João Pomelli, 90, reza todas as noites antes de dormir. Católico e ao mesmo tempo seguidor do espiritismo, ele agradece a Deus pelo conforto do lar e pede perdão pelos crimes que cometeu quando era jovem. “Sou grato por ter conseguido comprar minha casinha de forma honesta. Fui preso e paguei pelo que devia, mas ainda não me sinto perdoado pelo Pai”, afirma.
Açougueiro aposentado, João mora sozinho no bairro Chácara Recreio Internacional, periferia de Suzano, na Grande São Paulo, e dedica-se a cuidar do jardim e de uma gata de estimação. Ele relata que aprendeu a valorizar a privacidade e o espaço que tem em casa, pois durante boa parte da vida teve que dividir celas apertadas com vários detentos.
Entre as décadas de 1950 e 1970, João foi preso quatro vezes pelos crimes de receptação, roubo e uma tentativa de homicídio, a qual nega ter cometido. Nesse período ele passou por diversas penitenciárias e presídios da capital paulista, incluindo a extinta Casa de Detenção do Carandiru, na zona norte de São Paulo.
“A cadeia é o pior lugar que uma pessoa pode estar. Chamo as prisões de ‘O inferno dos vivos’. As celas são apertadas e não têm ventilação, é quente de manhã e frio à noite. São molhadas e fedem muito. Fora as brigas que sempre acabavam em morte”, conta.
Foi durante o tempo que viveu em cárcere que João se descobriu poeta.

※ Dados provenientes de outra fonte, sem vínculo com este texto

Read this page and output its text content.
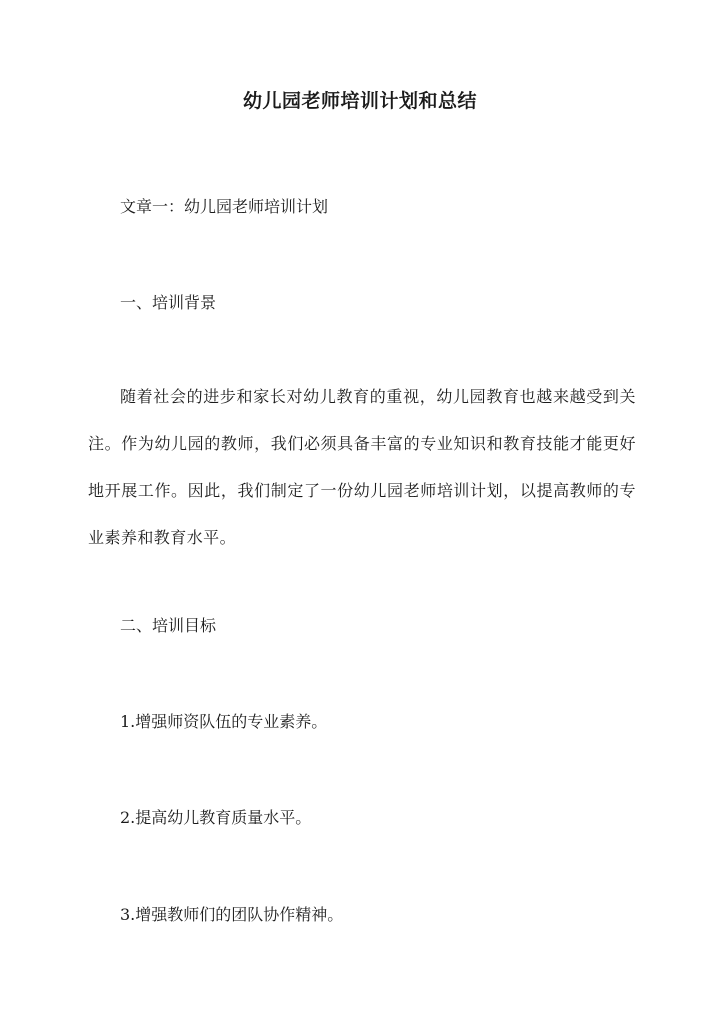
幼儿园老师培训计划和总结
文章一：幼儿园老师培训计划
一、培训背景
随着社会的进步和家长对幼儿教育的重视，幼儿园教育也越来越受到关注。作为幼儿园的教师，我们必须具备丰富的专业知识和教育技能才能更好地开展工作。因此，我们制定了一份幼儿园老师培训计划，以提高教师的专业素养和教育水平。
二、培训目标
1.增强师资队伍的专业素养。
2.提高幼儿教育质量水平。
3.增强教师们的团队协作精神。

Para expressar o desejo de liberdade, o arrependimento e a saudade dos entes queridos, passou a escrever poesias em folhas soltas.
Ele conta que já escreveu em torno de mil versos ao longo da vida, mas a poesia que mais gosta é a “Poesia do Tempo” em que o autor compara o próprio envelhecimento com uma árvore que tem as folhas despidas com o vento.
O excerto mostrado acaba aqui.